Predictive Constitutive Modelling of Atrial Appendage Tissue Using Deep Learning

The department specializes in the modeling and experimental characterization of soft biological tissues, with applications to the cardiovascular systems.

Context

Stroke is the third leading cause of mortality in France. Approximately one-third of strokes are associated with atrial fibrillation, in which the left atrial appendage (AA) becomes a primary site of thrombus formation. The mechanics of the AA remain poorly understood, particularly due to its highly trabeculated architecture, which induces strong and spatially heterogeneous thickness variations.

To better characterize the role of macro-structure in the mechanical response, previous experimental studies have combined full-field 3D thickness mapping, uniaxial mechanical testing, and numerical modelling to assess how structural variability influences the apparent anisotropy of atrial appendage tissue.

A recent hybrid modelling framework introduced by Holzapfel et al. [1] combines deep learning with mechanical testing, histology, and second-harmonic generation imaging. While their model was trained on microstructural features from 27 tissue samples, the present work aims to explore whether comparable predictive performance can be achieved using 3D scans alone, which contain information about the trabeculated structure (see Fig.). For this purpose, we will rely on a dataset of 80 samples, each including uniaxial mechanical tests and high-resolution 3D surface scans.
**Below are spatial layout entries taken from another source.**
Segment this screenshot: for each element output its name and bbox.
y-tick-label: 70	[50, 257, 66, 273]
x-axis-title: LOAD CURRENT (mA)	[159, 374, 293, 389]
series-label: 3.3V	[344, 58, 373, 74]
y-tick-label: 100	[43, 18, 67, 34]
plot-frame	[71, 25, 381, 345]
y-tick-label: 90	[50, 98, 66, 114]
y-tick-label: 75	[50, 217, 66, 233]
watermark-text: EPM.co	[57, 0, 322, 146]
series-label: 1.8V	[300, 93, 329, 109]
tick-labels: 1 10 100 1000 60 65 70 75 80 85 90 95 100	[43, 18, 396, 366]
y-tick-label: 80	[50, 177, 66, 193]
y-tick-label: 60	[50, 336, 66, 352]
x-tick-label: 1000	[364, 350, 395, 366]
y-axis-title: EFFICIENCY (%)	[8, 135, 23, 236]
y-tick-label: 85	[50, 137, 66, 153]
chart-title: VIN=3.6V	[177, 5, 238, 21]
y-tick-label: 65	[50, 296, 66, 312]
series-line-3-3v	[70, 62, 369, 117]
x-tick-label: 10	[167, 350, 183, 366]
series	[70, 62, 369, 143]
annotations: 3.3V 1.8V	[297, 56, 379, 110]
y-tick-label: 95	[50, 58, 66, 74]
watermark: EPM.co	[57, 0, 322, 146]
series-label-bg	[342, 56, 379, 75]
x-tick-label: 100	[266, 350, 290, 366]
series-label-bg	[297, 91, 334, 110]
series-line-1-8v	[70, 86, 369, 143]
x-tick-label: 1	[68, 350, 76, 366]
The aim of this internship is to develop a deep neural network capable of predicting the parameters of a continuum-mechanical constitutive law for atrial appendage tissue, based on local thickness maps extracted from 3D scans. Once established, this predictive capability would considerably improve the mechanical fidelity of cardiac computational models.

Tasks

• Familiarization with the biomechanics context: understanding soft tissue mechanics, constitutive laws, and uniaxial testing.
• Literature review: deep-learning approaches for constitutive modelling, physics-informed machine learning models.
• Data preparation: performing data augmentation.
• Deep learning model development: designing and training model to predict mechanical responses (stress–stretch curves) from thickness maps.
• Model evaluation and comparison: analysing performance compared to standard fitting methods.

Reference
[1] Holzapfel Gerhard A., et al. (2021), Predictive constitutive modelling of arteries by deep learning, J. R. Soc. Interface.1820210411, http://doi.org/10.1098/rsif.2021.0411

Interest and previous experience in machine learning approaches (e.g. student project). Solid programming skills; basic knowledge of continuum mechanics; interest in biomedical applications.